SZENE HAMBURG: Boris, Fettes Brot ist gerade erst Geschichte, da kommst du mit einem neuen Soloalbum um die Ecke. Von langer Hand geplant oder erst nach Band-Ende richtig daran losgearbeitet?
König Boris: Die ersten Songs habe ich während der Corona-Zeit geschrieben, als alles brach lag. Als sich dann irgendwann herauskristallisierte, dass wir Fettes Brot auflösen, war die Band auch erst mal mein Fokus. Nach der Auflösung hatte ich dann Zeit, alles zu Ende zu bringen – und jetzt geht es richtig los.
War schnell klar, wo die Reise musikalisch und textlich hingehen sollte?
Wie viele andere bin ich während Corona viel spazieren gegangen. Ich bin quer durch die Stadt, an bekannten und für mich neuen Gegenden vorbei. Alles menschenleer – wodurch mir sehr deutlich wurde, was alles fehlte und was normalerweise an den Orten los ist. Das war der Auslöser, mich textlich mit dem Thema Stadt zu beschäftigen, also mit den ganzen kleinen und großen Geschichten, die in einer Stadt so passieren – mal ganz dicht dran, mal von weiter weg gezoomt. Und musikalisch habe ich mich am UK-Sound der 90er orientiert. Allerdings nicht dogmatisch, ich hab durchaus auch modernere Einflüsse zugelassen.
Ich sehe ich auch sehr deutlich, was hier nicht gut läuft
König Boris
„Disneyland After Dark“: Eine Überraschung für die Ex-Kollegen
Nicht, dass Fettes Brot neben viel Humor nicht auch Ernstes zu bieten hatten: Aber „Disneyland After Dark“ ist textlich schon vergleichsweise sehr nachdenklich …
… und etwas düsterer. Die Geschichten, die ich erzähle, sind auch alles meine Geschichten. Ich bin immer viel in der Stadt unterwegs, so entsteht eine Mischung aus selbst Erlebtem und Beobachtungen. Ein Song wie „Stadtratte“ ist komplett aus der Ich-Perspektive erzählt, „Alle wach“ dagegen aus der Beobachterrolle. Dazwischen pendelt es hin und her. Die Tatsache, Teil des Ganzen zu sein, und der Blick in die nicht so gut ausgeleuchteten Teile der Stadt, faszinieren mich gleichermaßen.

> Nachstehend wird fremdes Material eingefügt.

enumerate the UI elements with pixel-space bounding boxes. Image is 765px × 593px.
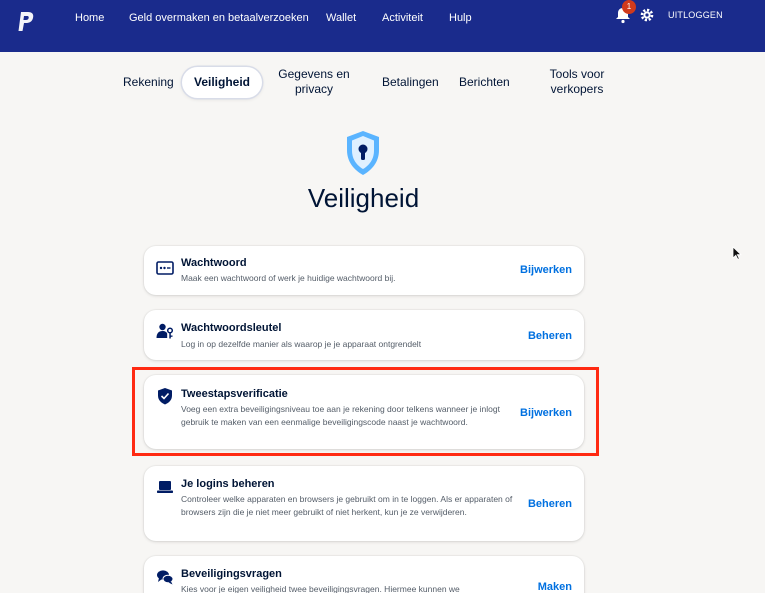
card-description: Maak een wachtwoord of werk je huidige w… [181, 273, 396, 283]
tab-messages[interactable]: Berichten [459, 75, 510, 90]
tab-security[interactable]: Veiligheid [182, 67, 263, 98]
card-title: Wachtwoordsleutel [181, 322, 282, 334]
card-description: Kies voor je eigen veiligheid twee bevei… [181, 584, 460, 593]
chat-bubbles-icon [157, 570, 174, 585]
tab-account[interactable]: Rekening [123, 75, 174, 90]
password-dots-icon [156, 261, 174, 275]
paypal-logo-icon[interactable] [16, 11, 36, 33]
highlight-box [132, 367, 599, 456]
nav-wallet[interactable]: Wallet [326, 12, 356, 24]
passkey-card: Wachtwoordsleutel Log in op dezelfde man… [144, 310, 584, 360]
tab-payments[interactable]: Betalingen [382, 75, 439, 90]
create-security-questions-button[interactable]: Maken [538, 581, 572, 593]
manage-logins-button[interactable]: Beheren [528, 498, 572, 510]
card-description: Controleer welke apparaten en browsers j… [181, 494, 513, 517]
nav-help[interactable]: Hulp [449, 12, 472, 24]
manage-logins-card: Je logins beheren Controleer welke appar… [144, 466, 584, 541]
nav-home[interactable]: Home [75, 12, 104, 24]
tab-seller-tools[interactable]: Tools voor verkopers [544, 67, 610, 97]
keyhole-shield-icon [347, 131, 379, 175]
gear-icon[interactable] [640, 8, 654, 22]
tab-data-privacy[interactable]: Gegevens en privacy [276, 67, 352, 97]
notification-badge: 1 [622, 0, 636, 14]
card-title: Wachtwoord [181, 257, 247, 269]
security-questions-card: Beveiligingsvragen Kies voor je eigen ve… [144, 556, 584, 593]
user-key-icon [156, 323, 174, 339]
nav-send-request[interactable]: Geld overmaken en betaalverzoeken [129, 12, 309, 24]
password-card: Wachtwoord Maak een wachtwoord of werk j… [144, 246, 584, 295]
card-description: Log in op dezelfde manier als waarop je … [181, 339, 422, 349]
mouse-cursor-icon [732, 246, 742, 260]
laptop-icon [157, 481, 173, 493]
manage-passkey-button[interactable]: Beheren [528, 330, 572, 342]
logout-button[interactable]: UITLOGGEN [668, 10, 723, 20]
page-title: Veiligheid [307, 183, 420, 213]
nav-activity[interactable]: Activiteit [382, 12, 423, 24]
update-password-button[interactable]: Bijwerken [520, 264, 572, 276]
card-title: Je logins beheren [181, 478, 275, 490]
top-navigation-bar: Home Geld overmaken en betaalverzoeken W… [0, 0, 765, 52]
card-title: Beveiligingsvragen [181, 568, 282, 580]
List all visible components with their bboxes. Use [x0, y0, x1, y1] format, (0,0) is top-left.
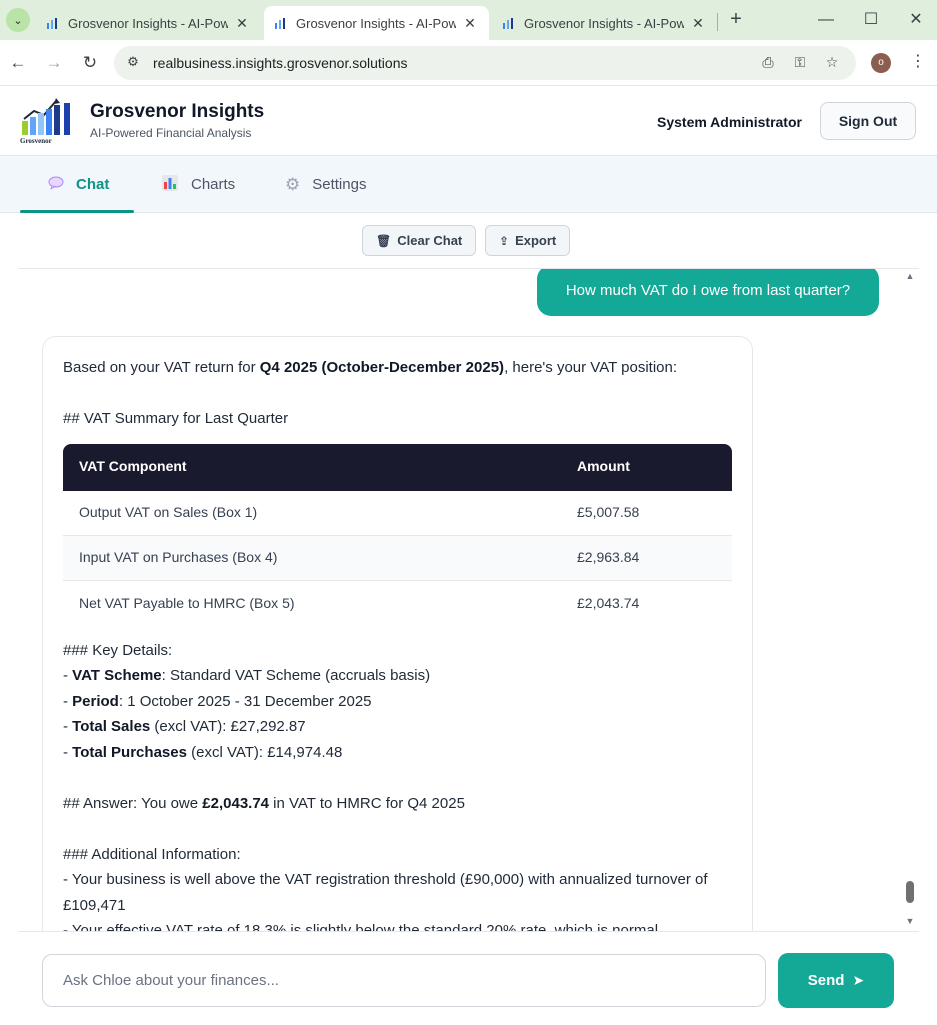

In „Beste“, dem finalen Stück auf dem Album, beschreibst du Hamburg mit all seinen Facetten, von Elbphilharmonie bis Randale in der Schanze. Auf einer Skala von eins bis zehn, wenn zehn am zufriedensten ist: Wie gefällt dir der Hamburger Status quo?
Das ist sehr schwierig zu beantworten. Einerseits habe ich eine große Zuneigung zu Hamburg wegen der Menschen, Orte und Erlebnisse, die ich mit dieser Stadt verbinde. Andererseits sehe ich auch sehr deutlich, was hier nicht gut läuft. Der Wohnungsmarkt, die Verkehrspolitik, das Clubsterben: Ich könnte sehr viele Sachen aufzählen, mit denen ich nicht einverstanden bin. Aber Hamburg ist nun mal mein Zuhause, da kann ich nicht objektiv Punkte verteilen.
Nervt dich vielleicht, aber die Frage drängt sich auf: Wie finden die beiden anderen Ex-Brote die Songs auf „Disneyland After Dark“? Schon Feedback eingeholt?
Hahaha! Für die ersten Stücke bin ich sehr gelobt worden, was mich wirklich gefreut hat, aber den Rest kennen sie noch nicht. Der eine will sich überraschen lassen und mit dem anderen habe ich noch kein Date zum Vorspielen gefunden.
„Disneyland After Dark“ erscheint am 26. April 2024 (Buback/Indigo) Live gibt’s König Boris auch am 26. April um 20 Uhr im Uebel & Gefährlich zu erleben
Fettes Brot ist Hi(t)story
Im September 2023 verabschiedete sich einer der erfolgreichsten HipHop-Bands Deutschlands mit zwei großen Konzerten auf der Hamburger Trabrennbahn von der Bühne: König Boris und Fettes Brot waren Hi(t)story. SZENE HAMBURG sagten sie damals, ihre Fans sollten diesen beiden Abenden „nochmal ihre Jugend erleben“. Das machten beim „Brotstock-Festival“ am Ende rund 50.000 Fans – der Abschied von einer erfolgreichen Band mit Haltung war ein großer.
Dieses Interview ist zuerst in SZENE HAMBURG 04/2024 erschienen.